Rozdział 2

190 4 0
                                    

Mason

Od rana głowa mnie dość mocno bolała bo wczoraj świętowałem z kumplem jego zaślubiny co oczywiście źle się skoczyło. Oczywiście jak zwykle zapomniałem, że dziś byłem umówiony na rozmowę z jakąś Klarą Winters, gdy przyszła do mnie recepcjonistka to od razu wiedziałem że już przyszła. Gdy weszła miałem wrażenie jakby bała się tego miejsca. Zbytnio nie chciałem długiej rozmowy tak zwykle to robiłem.
-Jakie masz doświadczenie?- spytałem od niechcenia co chyba zbyt dobrze nie przyjęła bo zaczęła się zastanawiać. Spojrzała na mnie tymi pięknymi zielonymi oczami.
-Tak jak jest w CV napisane, przez dłuższy czas pracowałam w banku a potem byłam opiekunką dla dzieci- powiedziała i czekała aż ja coś powiem. Zacząłem spoglądać na jej CV i stwierdziłem, że se przeczytam gdy będę w domu i dam jej znać czy się dostała.
-Dobrze, przemyśle i dam pani znac czy dostałaś tę prace- powiedziałem po czym wstałem i wystawiłem do niej rękę. Wstała podała nie chętnie rękę i wyszła, a ja obserwowałem jej tyłek i mogę z przyjemnością powiedzieć że ma całkiem niezły.
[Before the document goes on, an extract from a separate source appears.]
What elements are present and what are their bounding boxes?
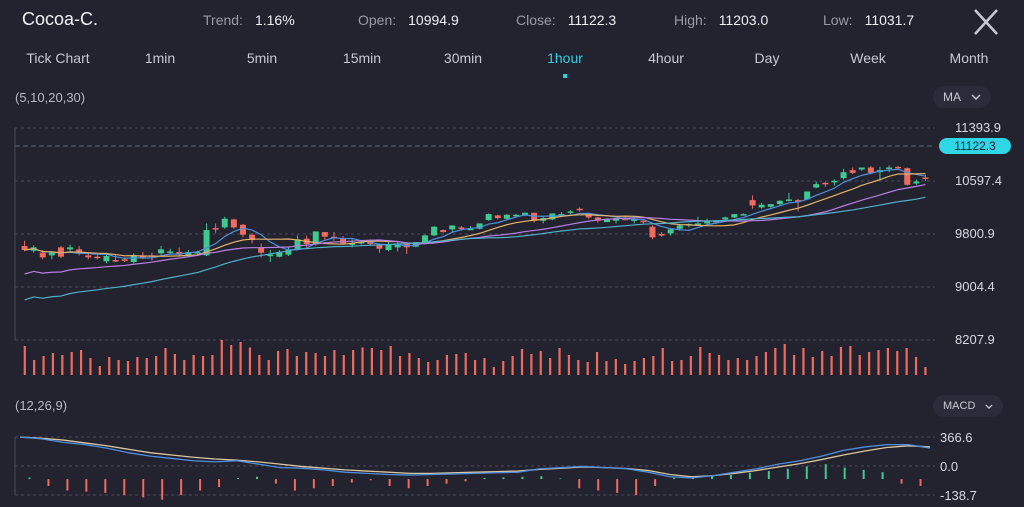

Gdy zobaczyłem, że jest godzina dwudziesta, a ja nadal jestem w swoim biurze. Postanowiłem, że wrócę do domu i może przeczytam CV tej dziewczyny co była o dwunastej. Otwieram drzwi do domu i spoglądam na puste wnętrze, od razu wchodzę i idę w stronę swego biura.